August 6, 2012

Validating emotions before punishing behavior

When a child is upset and acting out, we tend to focus on “stopping the behavior” as our first priority. When doing so we often punish the behavior, without first understanding “why” it is occurring. Often the child doesn’t have (1) good abilities to control their emotional impulses, and (2) have good skills in handling their reaction to their emoti
ons. So, when we punish the behavior, we are punishing their emotions as well. This tends to invalidate the child, and does not teach them a better way of handling their emotions. I often recommend that whatever technique you use to reduce problem behavior, first “acknowledge and validate” the child’s feelings, then deal with the behavior. Try starting out the intervention this way:

1. Acknowledge that the child is upset "Wow..John, you really look upset to me!"

2. Next, validate that is ok to be upset, "I understand how that you are upset because you cannot have ______ right now. That might make me upset to." This does not mean you have to agree with him, or approve of his behavior, just acknowledge and validate how he feels.

3. Finally, help the child problem solve or understand when or how he might get what he wants. Focus on what you want the child to do, not on any negative behavior.

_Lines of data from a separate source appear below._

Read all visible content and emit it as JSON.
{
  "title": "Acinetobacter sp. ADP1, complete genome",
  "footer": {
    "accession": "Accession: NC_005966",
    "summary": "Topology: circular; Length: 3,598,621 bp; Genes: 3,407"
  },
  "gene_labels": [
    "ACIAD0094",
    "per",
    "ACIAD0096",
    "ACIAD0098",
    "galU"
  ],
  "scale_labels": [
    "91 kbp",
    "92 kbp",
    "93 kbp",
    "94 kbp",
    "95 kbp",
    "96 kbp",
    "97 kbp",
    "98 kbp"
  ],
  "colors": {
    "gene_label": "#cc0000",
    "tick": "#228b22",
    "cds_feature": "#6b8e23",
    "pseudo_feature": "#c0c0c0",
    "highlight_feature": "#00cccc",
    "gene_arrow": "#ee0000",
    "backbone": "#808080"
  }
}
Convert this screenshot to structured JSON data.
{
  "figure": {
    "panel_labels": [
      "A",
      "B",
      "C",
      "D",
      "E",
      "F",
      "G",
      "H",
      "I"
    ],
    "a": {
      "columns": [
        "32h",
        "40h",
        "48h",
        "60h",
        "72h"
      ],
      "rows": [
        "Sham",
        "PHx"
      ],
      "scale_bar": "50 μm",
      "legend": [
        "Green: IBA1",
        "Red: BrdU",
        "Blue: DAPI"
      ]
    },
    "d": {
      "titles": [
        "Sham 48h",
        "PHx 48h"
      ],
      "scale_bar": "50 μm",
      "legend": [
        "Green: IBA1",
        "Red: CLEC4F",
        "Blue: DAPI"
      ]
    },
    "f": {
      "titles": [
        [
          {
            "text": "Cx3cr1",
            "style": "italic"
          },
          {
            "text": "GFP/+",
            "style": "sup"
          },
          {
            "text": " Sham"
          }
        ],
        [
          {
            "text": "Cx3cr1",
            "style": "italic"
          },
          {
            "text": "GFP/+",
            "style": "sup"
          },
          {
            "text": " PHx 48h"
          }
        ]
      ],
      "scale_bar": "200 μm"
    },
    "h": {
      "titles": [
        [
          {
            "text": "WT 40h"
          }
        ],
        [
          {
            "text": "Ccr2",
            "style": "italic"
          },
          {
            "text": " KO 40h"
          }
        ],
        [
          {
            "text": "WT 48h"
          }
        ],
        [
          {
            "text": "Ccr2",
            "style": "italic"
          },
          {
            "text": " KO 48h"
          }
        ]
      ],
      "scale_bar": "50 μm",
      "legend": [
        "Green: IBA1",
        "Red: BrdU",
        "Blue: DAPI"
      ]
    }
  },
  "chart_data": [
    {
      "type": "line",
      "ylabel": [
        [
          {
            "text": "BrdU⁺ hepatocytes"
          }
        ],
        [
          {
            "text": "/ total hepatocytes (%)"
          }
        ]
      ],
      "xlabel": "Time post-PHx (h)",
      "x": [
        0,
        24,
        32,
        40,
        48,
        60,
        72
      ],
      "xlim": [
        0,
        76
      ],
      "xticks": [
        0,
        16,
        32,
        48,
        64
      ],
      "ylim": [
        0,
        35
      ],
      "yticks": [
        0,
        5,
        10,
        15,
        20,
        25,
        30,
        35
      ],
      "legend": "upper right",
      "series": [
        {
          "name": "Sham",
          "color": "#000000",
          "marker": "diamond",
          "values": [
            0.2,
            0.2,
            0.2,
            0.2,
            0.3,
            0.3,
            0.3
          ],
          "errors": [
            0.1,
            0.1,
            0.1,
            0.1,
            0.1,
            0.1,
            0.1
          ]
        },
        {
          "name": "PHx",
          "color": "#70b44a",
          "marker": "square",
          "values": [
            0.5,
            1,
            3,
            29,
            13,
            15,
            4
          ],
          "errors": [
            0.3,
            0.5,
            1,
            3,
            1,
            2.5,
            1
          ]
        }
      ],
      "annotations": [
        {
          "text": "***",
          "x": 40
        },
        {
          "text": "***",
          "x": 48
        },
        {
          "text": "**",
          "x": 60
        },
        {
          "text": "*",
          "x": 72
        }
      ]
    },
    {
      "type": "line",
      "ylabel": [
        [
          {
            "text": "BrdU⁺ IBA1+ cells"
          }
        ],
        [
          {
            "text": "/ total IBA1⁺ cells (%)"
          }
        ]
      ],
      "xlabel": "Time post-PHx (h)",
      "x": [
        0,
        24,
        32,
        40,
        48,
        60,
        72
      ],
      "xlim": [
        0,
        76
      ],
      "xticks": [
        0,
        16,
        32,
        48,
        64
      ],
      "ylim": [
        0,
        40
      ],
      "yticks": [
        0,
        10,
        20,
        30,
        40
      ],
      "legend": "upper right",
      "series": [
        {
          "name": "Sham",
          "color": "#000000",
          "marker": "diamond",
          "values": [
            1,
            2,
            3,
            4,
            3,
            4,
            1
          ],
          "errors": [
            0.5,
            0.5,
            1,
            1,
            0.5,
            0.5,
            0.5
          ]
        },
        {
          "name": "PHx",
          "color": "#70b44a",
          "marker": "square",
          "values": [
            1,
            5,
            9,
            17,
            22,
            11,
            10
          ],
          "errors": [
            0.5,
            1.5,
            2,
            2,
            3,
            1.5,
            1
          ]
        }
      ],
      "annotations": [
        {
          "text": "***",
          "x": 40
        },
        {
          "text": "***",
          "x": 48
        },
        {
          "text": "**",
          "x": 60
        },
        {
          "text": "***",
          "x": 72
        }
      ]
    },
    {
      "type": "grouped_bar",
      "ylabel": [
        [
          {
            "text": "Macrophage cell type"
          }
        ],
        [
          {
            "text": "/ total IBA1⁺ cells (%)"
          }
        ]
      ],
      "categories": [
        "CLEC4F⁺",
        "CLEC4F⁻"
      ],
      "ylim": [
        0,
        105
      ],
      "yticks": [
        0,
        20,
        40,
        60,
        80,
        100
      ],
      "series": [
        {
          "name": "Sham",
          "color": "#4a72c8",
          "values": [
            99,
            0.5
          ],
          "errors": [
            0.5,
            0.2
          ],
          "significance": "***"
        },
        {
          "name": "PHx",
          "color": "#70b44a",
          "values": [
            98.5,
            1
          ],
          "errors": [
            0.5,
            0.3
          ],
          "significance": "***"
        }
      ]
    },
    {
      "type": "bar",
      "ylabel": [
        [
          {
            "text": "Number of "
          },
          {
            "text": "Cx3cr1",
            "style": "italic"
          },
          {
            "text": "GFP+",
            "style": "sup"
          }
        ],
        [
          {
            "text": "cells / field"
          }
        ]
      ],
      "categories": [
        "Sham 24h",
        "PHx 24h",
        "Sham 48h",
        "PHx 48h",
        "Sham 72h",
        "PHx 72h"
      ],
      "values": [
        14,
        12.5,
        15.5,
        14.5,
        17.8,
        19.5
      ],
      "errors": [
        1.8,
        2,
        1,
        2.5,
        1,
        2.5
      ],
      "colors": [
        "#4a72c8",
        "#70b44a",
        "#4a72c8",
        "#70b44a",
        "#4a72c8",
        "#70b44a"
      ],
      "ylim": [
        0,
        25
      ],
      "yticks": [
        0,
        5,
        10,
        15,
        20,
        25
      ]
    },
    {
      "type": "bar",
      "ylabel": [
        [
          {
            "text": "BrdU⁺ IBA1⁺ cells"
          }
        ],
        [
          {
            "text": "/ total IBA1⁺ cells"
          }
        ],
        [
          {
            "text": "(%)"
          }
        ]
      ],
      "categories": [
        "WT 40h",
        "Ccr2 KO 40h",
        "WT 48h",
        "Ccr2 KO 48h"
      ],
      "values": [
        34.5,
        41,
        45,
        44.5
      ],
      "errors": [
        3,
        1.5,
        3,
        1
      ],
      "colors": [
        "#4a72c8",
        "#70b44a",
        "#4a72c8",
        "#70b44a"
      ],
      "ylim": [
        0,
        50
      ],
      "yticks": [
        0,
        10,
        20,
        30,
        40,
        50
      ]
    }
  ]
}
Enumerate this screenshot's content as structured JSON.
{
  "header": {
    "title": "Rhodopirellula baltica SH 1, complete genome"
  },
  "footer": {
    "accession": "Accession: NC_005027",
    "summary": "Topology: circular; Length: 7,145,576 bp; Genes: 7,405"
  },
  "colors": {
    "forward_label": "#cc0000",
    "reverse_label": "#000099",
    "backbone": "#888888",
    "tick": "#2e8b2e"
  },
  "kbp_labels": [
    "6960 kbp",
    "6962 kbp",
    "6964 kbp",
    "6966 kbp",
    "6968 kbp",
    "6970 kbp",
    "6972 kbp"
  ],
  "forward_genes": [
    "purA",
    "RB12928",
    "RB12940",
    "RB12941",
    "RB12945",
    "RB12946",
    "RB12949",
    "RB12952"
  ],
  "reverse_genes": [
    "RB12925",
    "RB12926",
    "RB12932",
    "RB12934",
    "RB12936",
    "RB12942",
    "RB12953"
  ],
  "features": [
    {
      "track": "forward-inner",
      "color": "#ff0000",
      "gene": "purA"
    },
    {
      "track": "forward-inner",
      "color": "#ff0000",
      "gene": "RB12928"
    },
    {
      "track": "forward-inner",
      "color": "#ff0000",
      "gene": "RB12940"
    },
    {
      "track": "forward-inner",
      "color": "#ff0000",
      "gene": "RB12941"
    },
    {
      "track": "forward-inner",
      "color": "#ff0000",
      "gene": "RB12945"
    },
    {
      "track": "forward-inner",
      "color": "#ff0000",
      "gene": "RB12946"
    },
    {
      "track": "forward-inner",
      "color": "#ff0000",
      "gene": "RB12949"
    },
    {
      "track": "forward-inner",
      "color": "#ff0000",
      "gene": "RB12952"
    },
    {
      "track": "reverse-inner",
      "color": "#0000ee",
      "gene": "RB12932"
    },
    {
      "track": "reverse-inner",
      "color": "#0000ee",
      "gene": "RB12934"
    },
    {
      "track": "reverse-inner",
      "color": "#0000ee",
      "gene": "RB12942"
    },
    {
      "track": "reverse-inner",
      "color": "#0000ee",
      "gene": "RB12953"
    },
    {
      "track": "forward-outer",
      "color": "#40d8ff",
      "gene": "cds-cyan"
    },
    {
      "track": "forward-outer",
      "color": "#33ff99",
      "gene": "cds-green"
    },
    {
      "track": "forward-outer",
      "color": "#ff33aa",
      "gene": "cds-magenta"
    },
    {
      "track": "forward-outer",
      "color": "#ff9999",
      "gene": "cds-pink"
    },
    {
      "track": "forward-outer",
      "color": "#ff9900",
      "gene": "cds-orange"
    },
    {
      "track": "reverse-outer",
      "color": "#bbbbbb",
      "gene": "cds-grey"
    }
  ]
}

4. If the child is too upset to talk reasonably with you, simply say "You are too upset to talk right now. That's ok, you let me know when you are calm enough to talk." Then minimize any attention given to the upset behavior." Do not try and reason with a child who is acting out. So little emotion, speak matter of factly, and only reason and problem solve once the child calms enough to talk reasonably.
5. After the child calms down enough to talk, then return to steps 1-3.

This respects the child, even if we are punishing the behavior. Focus first on the feelings, not the behavior. “It is ok to be upset, but not ok to hit.” In order to reduce a negative behavior, you need to focus on training an better alternative way of responding to take it’s place. “How do you want the child to respond” when he is upset? Sit down with the child and work together to identify alternative ways of responding. Once you identify one or more, then practice and role play the desired response, until it becomes more automatic. Then, when the child is upset, validate his feelings, and then coach him to use the response you two have been practicing. You will find that you are then “teaching” the child, rather than simply punishing the child. The child see you as a “working partner” with them, and will try harder to develop more appropriate ways of acting.